New York Senate set to take up marijuana legalization deal
Lawmakers in New York are set to debate and consider a bill Tuesday that would legalize marijuana sales to people over the age of 21.
Legislative leaders in the state Senate plan to start debating the bill as early as 3 p.m. on Tuesday, with a vote expected later on in the evening. Assembly spokesperson Mike Whyland said the lower chamber expects to take up the bill Tuesday after the Senate.
New York would become the 16th state to legalize marijuana sales to adults. New York would become the third state where lawmakers, rather than voters, have approved legalization.

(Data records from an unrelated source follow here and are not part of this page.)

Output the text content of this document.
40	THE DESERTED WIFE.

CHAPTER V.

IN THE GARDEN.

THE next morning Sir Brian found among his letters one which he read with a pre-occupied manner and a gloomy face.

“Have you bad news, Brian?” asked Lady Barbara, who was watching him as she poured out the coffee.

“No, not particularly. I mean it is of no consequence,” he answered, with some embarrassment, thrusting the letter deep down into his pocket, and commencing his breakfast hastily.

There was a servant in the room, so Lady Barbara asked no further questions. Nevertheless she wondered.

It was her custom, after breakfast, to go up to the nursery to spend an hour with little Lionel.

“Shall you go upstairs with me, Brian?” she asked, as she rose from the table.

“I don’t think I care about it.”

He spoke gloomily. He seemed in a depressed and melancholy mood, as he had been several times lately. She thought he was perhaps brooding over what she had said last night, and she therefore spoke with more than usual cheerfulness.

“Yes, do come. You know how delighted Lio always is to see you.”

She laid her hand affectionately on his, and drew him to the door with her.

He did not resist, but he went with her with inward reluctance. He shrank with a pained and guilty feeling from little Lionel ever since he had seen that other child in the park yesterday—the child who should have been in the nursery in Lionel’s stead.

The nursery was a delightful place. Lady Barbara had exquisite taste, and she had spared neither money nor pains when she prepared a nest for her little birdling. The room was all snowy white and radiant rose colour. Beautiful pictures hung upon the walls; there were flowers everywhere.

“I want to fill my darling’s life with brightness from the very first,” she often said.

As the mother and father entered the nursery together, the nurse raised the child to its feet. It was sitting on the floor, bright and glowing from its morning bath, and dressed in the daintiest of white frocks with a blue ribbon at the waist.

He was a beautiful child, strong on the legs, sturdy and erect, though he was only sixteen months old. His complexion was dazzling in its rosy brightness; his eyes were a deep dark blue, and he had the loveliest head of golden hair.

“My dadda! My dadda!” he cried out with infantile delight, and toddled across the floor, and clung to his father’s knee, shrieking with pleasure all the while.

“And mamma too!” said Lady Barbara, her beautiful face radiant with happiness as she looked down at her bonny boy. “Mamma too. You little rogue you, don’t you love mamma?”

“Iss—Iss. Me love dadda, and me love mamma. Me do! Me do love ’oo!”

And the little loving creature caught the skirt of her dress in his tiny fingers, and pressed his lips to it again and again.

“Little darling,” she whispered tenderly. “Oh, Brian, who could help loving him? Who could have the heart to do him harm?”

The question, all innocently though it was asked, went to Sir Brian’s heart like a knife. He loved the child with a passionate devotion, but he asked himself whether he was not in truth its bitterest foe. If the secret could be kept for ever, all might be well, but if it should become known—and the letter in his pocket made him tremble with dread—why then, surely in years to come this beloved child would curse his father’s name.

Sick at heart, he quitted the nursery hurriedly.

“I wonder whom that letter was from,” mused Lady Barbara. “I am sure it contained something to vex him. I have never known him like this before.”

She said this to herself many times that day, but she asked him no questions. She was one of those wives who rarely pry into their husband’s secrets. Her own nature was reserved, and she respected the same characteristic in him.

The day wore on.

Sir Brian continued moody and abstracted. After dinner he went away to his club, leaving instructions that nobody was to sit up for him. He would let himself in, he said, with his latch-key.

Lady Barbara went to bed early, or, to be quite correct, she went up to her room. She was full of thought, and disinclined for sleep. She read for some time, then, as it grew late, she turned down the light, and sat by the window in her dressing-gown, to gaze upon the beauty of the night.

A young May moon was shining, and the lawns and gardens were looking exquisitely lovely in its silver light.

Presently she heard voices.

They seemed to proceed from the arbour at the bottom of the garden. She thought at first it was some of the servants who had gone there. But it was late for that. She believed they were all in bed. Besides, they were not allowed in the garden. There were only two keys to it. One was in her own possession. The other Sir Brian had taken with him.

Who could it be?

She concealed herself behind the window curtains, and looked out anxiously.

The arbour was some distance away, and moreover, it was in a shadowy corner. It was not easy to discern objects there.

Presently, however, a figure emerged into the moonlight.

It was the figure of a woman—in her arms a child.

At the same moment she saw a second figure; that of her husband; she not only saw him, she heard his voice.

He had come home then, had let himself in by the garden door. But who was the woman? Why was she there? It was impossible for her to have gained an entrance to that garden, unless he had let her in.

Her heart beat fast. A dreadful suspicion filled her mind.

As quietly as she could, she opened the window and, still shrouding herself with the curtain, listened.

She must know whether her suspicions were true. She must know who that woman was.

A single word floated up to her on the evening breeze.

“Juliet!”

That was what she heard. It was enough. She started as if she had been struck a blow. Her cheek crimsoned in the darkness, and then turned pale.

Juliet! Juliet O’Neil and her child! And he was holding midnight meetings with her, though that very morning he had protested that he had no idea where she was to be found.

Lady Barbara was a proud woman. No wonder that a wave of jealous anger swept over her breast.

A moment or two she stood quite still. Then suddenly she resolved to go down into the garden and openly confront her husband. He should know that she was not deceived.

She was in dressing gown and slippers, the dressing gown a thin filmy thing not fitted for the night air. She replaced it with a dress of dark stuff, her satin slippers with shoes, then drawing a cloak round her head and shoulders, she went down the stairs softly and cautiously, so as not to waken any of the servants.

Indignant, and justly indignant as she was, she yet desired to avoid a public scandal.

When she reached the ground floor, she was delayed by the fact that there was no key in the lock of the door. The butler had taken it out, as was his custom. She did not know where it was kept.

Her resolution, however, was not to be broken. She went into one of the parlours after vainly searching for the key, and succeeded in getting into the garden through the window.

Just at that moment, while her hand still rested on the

Gov. Andrew Cuomo and top Democrats in the Assembly and Senate announced Saturday they reached an agreement to expand the state’s existing medical marijuana program, allow individual New Yorkers to grow six plants for personal consumption and set up a licensing and taxation system for recreational sales.
It has taken years for the state’s lawmakers to come to a consensus on how to legalize recreational marijuana amid debates over impaired driving and where to direct revenues. Democrats, who now wield a veto-proof majority in the state Legislature, have made passing it a priority this year. Legalization could eventually bring the state about $350 million annually, according to Cuomo's administration.
Local governments could opt out of retail sales.
New York would set a 9% sales tax on cannabis, plus an additional 4% tax split between the county and local government. It would also impose an additional tax based on the level of THC, the active ingredient in marijuana, ranging from 0.5 cents per milligram for flower to 3 cents per milligram for edibles.
The legislation would take effect immediately if passed, though sales wouldn’t start until New York sets up regulations and a proposed cannabis board. Assembly Majority Leader Crystal Peoples-Stokes has estimated it could take 18 months to two years for sales to start.